Tuesday, July 20, 2010

Signals of Oddity: Sabbath, 1


Bouncing Rick
Originally uploaded by paynehollow
We begin our year long look at our "Signals of Oddity" - those practices we have that make us peculiar - with our dear brother Rick leading us at a look at the notion of Sabbath...

Terri reminded us last week of Flannery O’Connor’s famous quip, “You shall know the truth, and the truth shall make you odd.” I love that oddity is the theme for our sabbatical period.

This year, we're considering our “Signals of Oddity: Worship as a Counter-Cultural Practice.” The idea is to study how worship functions as an alternative to the dominant culture. It says that one of our church’s challenges is to preserve our radical edge, our salty flavor, our oddity, our peculiarity.

Now on one level, a quick glance around the room suggests that peculiarity should not be a challenge for us! We are indeed an odd bunch. And the idea of Sabbath is pretty odd and countercultural too.

So what are we doing here? Really. Here we are, this odd collection of people — male and female; black and white; gay and straight; single and coupled; older and younger; homeless and housed; people with psychological and physical challenges; students and professionals, employed and unemployed, believers and seekers…

The welcoming diversity of this church, in itself, is a blessed oddity. One reason we’re here is the people we’ve come to love.

And there’s something pretty special about being with people with whom we can share our joys and concerns, knowing there’s a place where we belong. In this individualistic society, that’s pretty odd too. But to clarify why Sabbath signals a blessed oddity, I want to go back to the beginning – all the way back to Genesis 1 and 2, where Sabbath is first established. Because the Hebrews were saying something that’s remarkably relevant to our time.

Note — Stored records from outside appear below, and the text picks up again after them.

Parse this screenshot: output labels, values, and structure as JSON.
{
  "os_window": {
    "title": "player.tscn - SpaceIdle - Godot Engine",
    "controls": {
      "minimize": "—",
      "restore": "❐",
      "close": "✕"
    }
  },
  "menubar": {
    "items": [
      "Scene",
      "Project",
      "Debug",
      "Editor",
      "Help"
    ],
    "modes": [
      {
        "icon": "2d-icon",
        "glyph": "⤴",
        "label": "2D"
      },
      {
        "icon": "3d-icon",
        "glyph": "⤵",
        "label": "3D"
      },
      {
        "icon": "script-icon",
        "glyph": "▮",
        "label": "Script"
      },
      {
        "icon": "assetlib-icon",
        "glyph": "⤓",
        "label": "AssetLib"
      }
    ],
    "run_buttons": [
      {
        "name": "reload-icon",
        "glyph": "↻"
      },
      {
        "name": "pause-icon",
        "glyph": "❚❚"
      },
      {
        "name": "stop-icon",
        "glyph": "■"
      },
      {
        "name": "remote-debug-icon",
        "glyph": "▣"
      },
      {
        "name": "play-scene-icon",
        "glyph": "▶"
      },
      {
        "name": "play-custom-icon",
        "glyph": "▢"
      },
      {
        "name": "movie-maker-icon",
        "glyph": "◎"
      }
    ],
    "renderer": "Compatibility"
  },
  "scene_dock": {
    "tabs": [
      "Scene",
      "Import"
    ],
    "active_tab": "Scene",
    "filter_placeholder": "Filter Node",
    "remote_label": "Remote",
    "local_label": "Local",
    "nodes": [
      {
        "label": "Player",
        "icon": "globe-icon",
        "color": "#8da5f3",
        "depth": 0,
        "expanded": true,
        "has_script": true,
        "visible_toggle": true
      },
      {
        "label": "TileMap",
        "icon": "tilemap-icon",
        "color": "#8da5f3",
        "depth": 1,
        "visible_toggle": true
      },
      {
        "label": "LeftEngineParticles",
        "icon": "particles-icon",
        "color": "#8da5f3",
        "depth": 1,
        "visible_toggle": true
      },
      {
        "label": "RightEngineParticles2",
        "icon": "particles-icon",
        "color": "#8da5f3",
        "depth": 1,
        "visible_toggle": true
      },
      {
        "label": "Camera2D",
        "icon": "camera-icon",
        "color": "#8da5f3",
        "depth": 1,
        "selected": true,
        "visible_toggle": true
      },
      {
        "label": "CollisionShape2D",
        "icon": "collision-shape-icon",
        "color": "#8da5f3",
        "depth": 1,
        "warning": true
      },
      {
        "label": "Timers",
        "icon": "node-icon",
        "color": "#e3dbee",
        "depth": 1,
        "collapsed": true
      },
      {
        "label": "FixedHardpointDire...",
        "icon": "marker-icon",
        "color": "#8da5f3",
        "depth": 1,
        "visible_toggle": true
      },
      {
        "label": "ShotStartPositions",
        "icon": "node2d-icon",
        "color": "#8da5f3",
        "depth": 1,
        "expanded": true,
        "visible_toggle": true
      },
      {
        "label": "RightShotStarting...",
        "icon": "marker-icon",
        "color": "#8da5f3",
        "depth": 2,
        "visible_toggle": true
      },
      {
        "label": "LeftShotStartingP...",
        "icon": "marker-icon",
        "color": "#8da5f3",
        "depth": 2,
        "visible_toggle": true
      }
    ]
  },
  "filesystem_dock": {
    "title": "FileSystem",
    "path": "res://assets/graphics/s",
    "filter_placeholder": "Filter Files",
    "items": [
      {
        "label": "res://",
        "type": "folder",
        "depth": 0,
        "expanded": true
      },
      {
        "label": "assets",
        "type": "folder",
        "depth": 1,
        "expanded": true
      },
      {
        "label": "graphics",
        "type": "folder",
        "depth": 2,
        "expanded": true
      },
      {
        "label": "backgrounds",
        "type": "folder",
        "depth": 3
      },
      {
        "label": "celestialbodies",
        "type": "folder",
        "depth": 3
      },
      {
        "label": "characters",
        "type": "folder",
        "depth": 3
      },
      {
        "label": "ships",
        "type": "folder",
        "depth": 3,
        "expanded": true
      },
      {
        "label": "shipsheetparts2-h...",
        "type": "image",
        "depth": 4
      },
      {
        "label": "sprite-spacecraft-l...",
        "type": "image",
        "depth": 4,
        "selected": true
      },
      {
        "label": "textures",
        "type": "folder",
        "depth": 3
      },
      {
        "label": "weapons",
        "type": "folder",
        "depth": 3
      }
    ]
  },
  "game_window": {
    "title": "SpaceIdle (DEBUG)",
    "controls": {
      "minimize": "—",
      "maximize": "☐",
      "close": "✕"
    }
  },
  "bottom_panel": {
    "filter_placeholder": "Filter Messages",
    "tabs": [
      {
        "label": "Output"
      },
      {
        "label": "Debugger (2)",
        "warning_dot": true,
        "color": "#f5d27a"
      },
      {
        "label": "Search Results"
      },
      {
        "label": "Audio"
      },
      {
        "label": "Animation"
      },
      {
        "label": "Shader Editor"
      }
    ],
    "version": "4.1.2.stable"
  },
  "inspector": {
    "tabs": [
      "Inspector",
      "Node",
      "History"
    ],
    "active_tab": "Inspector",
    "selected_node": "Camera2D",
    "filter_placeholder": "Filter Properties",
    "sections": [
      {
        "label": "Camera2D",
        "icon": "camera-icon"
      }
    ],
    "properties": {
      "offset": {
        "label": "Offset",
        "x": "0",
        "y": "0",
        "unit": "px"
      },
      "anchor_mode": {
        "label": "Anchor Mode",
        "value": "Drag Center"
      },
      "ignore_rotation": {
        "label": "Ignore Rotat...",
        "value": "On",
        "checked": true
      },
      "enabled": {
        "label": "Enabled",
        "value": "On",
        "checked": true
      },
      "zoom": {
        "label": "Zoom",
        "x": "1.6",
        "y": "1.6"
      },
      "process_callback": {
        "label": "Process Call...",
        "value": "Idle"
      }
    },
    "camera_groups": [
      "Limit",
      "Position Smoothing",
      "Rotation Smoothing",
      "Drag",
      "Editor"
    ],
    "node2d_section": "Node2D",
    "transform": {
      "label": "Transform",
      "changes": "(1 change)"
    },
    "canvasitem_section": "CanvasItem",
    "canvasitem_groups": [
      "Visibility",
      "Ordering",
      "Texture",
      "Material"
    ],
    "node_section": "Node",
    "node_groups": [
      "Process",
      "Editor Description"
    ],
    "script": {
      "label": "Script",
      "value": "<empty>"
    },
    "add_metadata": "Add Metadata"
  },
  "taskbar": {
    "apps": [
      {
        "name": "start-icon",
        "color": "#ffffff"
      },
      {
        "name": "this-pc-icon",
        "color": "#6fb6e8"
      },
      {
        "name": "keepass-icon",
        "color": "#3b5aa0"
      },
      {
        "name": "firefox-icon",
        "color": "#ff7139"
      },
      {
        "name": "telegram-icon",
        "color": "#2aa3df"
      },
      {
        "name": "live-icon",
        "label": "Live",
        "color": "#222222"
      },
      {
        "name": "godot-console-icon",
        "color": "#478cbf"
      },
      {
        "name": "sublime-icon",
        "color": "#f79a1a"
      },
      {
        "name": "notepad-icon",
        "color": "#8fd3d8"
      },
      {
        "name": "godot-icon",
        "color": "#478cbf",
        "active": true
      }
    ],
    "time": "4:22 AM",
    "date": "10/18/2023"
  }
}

So turn to Genesis 1, the first of two creation stories in the opening chapters of Genesis. They come from oral traditions of two different regions of Israel in two different centuries. They even use different names for God (1:1—God/Elohim—and 2:4b—Lord God/YHWH Elohim). They’re different stories. So we can’t read them as science or historical reporting of actual events. That would misunderstand the nature of this literature. These stories present a worldview—symbolically.

The first story uses old Babylonian imagery by starting with a formless watery void, and portrays the whole drama of creation as a triumph of order.

1:2—“The earth was formless and empty; darkness was over the surface of the deep; and the Spirit of God was hovering over the waters.”

The chapter shows God simply speaking Order into existence. It’s one of the most carefully designed literary units in the Bible, with a structure crafted to reinforce its message—that we’re part of this marvelously complex patterned structure, an abundant, harmonious order. It’s amazing how the text’s form serves its function. Notice:

1) There are seven days—each paragraph set apart with repeated refrains in a richly patterned prose. You can see the order on the page.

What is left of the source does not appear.